Il y avait une femme dans les bureaux qui me prit en amitié. On prenait nos repas ensemble le midi, et elle venait souvent discuter avec moi. Ce n’était pas une relation « orientée », c’était de la camaraderie pure et simple. Elle m’invita à passer un dimanche chez elle, avec son mari et ses deux enfants. C’était une superbe maison au bord de la Maine, Au Pont-de-Cé. C’était une superbe journée, où, sans réfléchir j’avais sorti mon décolleté « des jours de fête » ! J’eus à subir bien malgré moi quelques attouchements de la part du mari, qui ne dissimulait pas ses « envies ». Je ne retournai plus chez elle, sans dire pourquoi, et elle en fut attristée. Quelques temps après, elle est revenue me voir pour me dire :
« Je crois savoir pourquoi tu ne veux plus venir à la maison. Robert a eu les mains baladeuses, c’est ça ?
-Je ne t’ai rien dit. Je ne me suis pas plainte. Je n’ai pas aimé c’est tout. Mais je t’aime, toi, et j’adore tes enfants.
-Je le sais parce qu’il a fait la même chose avec une autre femme, et je l’ai surpris.
-Et alors ?
-Alors, je viens m’excuser.
-Mais tu n’y es pour rien ma poule, j’ai l’habitude de me faire peloter dans le train, dans le métro, les queues du cinéma. C’est sans arrêt. Parce que j’ai des gros seins ils croient tous que j’aime ça. Mais je ne peux pas tous les tuer ! J’aurais préféré que ce soit toi qui me fasses les caresses.
-Moi ? Parce que…. ?
-Ben oui, ça existe tu sais.
-Oui, je sais, mais je n’ai jamais…
-Je plaisantais. C’est vrai que je préfère les femmes, mais je ne suis pas une névrosée du sexe.
-Ha bon, tu me rassures !
-Prends garde quand même, ton décolleté est assez craquant ! » La jeune femme qui était surnommée « Minouche » par tout le monde à la caserne, m’embrassa sur la joue avant de repartir. Elle resta ma copine, et on reprit nos repas ensemble le midi, avec un café sur la terrasse. C’était une femme équilibrée, belle et sereine, qui respirait l’honnêteté. Je ne comprenais pas qu’un mec qui avait la chance d’avoir une femme comme ça, puisse se livrer à des actions d’une telle bassesse.
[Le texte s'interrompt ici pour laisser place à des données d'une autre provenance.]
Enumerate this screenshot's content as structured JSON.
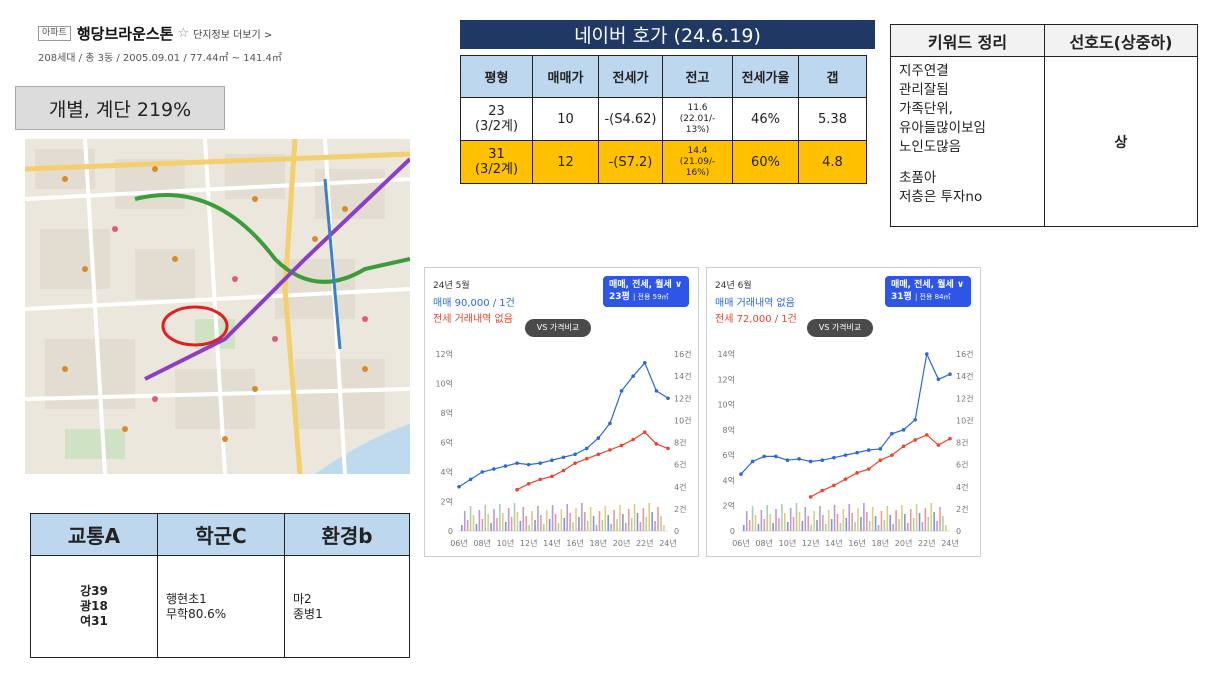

Clément vint un soir s'assurer que tout allait bien. Je lui demandai s’il lui serait possible de m’accompagner en ville au cinéma. Il hésita beaucoup.
« Pourquoi, c’est interdit ?
-Non, je ne crois pas, mais on pourrait penser…..
-Tu m’avais dit que tu étais à mon service, et le Capitaine me l’a confirmé. Je ne veux pas y aller seule parce que je ne veux pas être importunée. C’est tout.
-Alors je peux venir avec un copain ?
-Non, toi et moi, comme des amoureux, c’est à prendre ou à laisser.
-C’est d’accord.
-Merci. Mais n’aie pas peur, je n’ai pas l’intention de te violer. » Et il m’emmena au cinéma. Il me ramena au quartier en tout bien tout honneur.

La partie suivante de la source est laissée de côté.